Die Eisenbahn und das Zugfahren gehören aus Sicht des deutsch-tschechischen Schriftstellers Jaroslav Rudiš zur europäischen Kulturgeschichte. Selbst in diesen Kriegszeiten fahre unverändert der Nachtzug zwischen Wien und der westukrainischen Stadt Lwiw, sogar mit einem Kurswagen in die Hauptstadt Kiew.
"Es ist auch die Eisenbahn, die uns in Europa zusammenhält", sagt Rudiš. Nur aus dem Zug heraus und beim Blick aus dem Fenster könne man Europa verstehen und genießen.

Der Traum vom Lokführer

Den Autor verbindet viel mit der Bahn: Schon Rudiš Großvater war Weichensteller, der Onkel Fahrdienstleiter und der Cousin Lokführer. Wegen seiner schlechten Augen wurde er selbst nicht Lokführer, sondern studierte Geschichte und Germanistik. Sein Studentenzimmer bot den Ausblick auf die Gleise und Rudiš ist bis heute begeisterter Bahnfahrer, der kreuz und quer durch Europa gereist ist. Sein Buch "Gebrauchsanweisung fürs Zugfahren" wurde ein Bestseller.

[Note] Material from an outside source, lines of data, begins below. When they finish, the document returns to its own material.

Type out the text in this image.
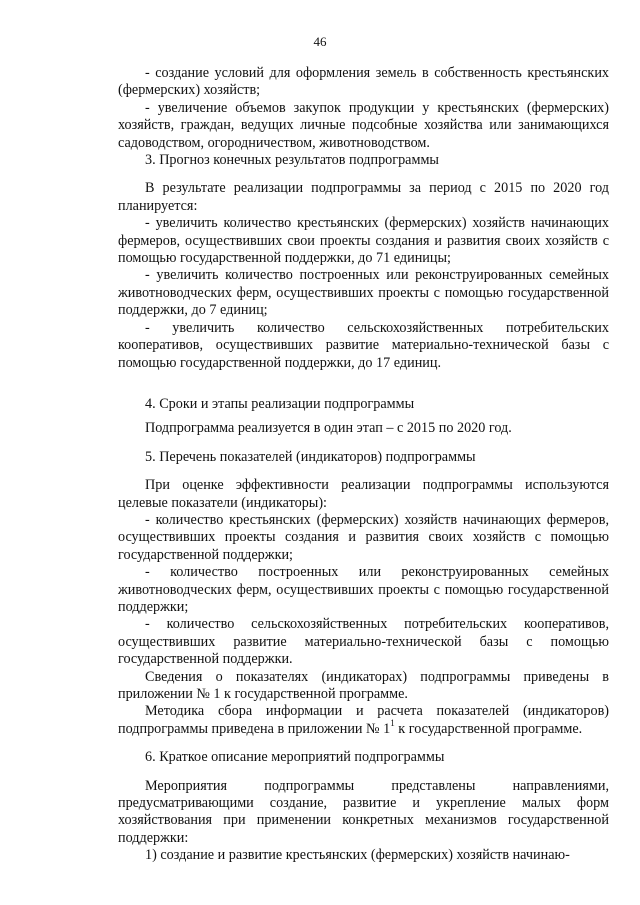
46

- создание условий для оформления земель в собственность крестьянских (фермерских) хозяйств;

- увеличение объемов закупок продукции у крестьянских (фермерских) хозяйств, граждан, ведущих личные подсобные хозяйства или занимающихся садоводством, огородничеством, животноводством.

3. Прогноз конечных результатов подпрограммы

В результате реализации подпрограммы за период с 2015 по 2020 год планируется:

- увеличить количество крестьянских (фермерских) хозяйств начинающих фермеров, осуществивших свои проекты создания и развития своих хозяйств с помощью государственной поддержки, до 71 единицы;

- увеличить количество построенных или реконструированных семейных животноводческих ферм, осуществивших проекты с помощью государственной поддержки, до 7 единиц;

- увеличить количество сельскохозяйственных потребительских кооперативов, осуществивших развитие материально-технической базы с помощью государственной поддержки, до 17 единиц.

4. Сроки и этапы реализации подпрограммы

Подпрограмма реализуется в один этап – с 2015 по 2020 год.

5. Перечень показателей (индикаторов) подпрограммы

При оценке эффективности реализации подпрограммы используются целевые показатели (индикаторы):

- количество крестьянских (фермерских) хозяйств начинающих фермеров, осуществивших проекты создания и развития своих хозяйств с помощью государственной поддержки;

- количество построенных или реконструированных семейных животноводческих ферм, осуществивших проекты с помощью государственной поддержки;

- количество сельскохозяйственных потребительских кооперативов, осуществивших развитие материально-технической базы с помощью государственной поддержки.

Сведения о показателях (индикаторах) подпрограммы приведены в приложении № 1 к государственной программе.

Методика сбора информации и расчета показателей (индикаторов) подпрограммы приведена в приложении № $1^1$ к государственной программе.

6. Краткое описание мероприятий подпрограммы

Мероприятия подпрограммы представлены направлениями, предусматривающими создание, развитие и укрепление малых форм хозяйствования при применении конкретных механизмов государственной поддержки:

1) создание и развитие крестьянских (фермерских) хозяйств начинаю-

Deutsche Bahn ist besser als ihr Ruf

"Ich nehme die Deutsche Bahn immer wieder in Schutz", sagt Rudiš über den verbreiteten schlechten Ruf des Bahnverkehrs in Deutschland. "Es gibt auch andere Länder, wo man über die Eisenbahn schimpft." Vieles funktioniere viel besser, als man so denke. Auch eine Verspätung könne zu interessanten Erlebnissen führen und zu einer Geschichte. Umwege seien für ihn da kleine Herausforderungen.

Erlebnis Speisewagen

Ein Besuch im Bordrestaurant steigert für viele Fahrgäste das Reisevergnügen. Besonders beliebt sei der tschechische Speisewagen, in dem man beispielsweise zwischen Prag und Berlin wie in einem Restaurant unterwegs sei, lobt der Schriftsteller. Es gebe frisch gezapftes Bier, Schnitzel, Knödel und Gulasch. "Das alles in einer Qualität, die man sich sonst vielleicht nicht vorstellen kann, wenn man Zug fährt."
Blick in den tschechischen Speisewagen mit Passagieren.
Ein kulinarisches Vergnügen ist die Reise mit dem tschechischen Speisewagen. © Imago / ecomedia / robert fishman
In Mitteleuropa sei es um die Speisewagen ohnehin gut bestellt. "Auch der slowenische Speisewagen oder der polnische Speisewagen, der ist auch ganz, ganz toll", so Rudiš. Erst gestern sei er von Poznan nach Berlin unterwegs gewesen. "Das lohnt sich auch, von Berlin nach Frankfurt Oder zu fahren und da eine Kleinigkeit zu essen."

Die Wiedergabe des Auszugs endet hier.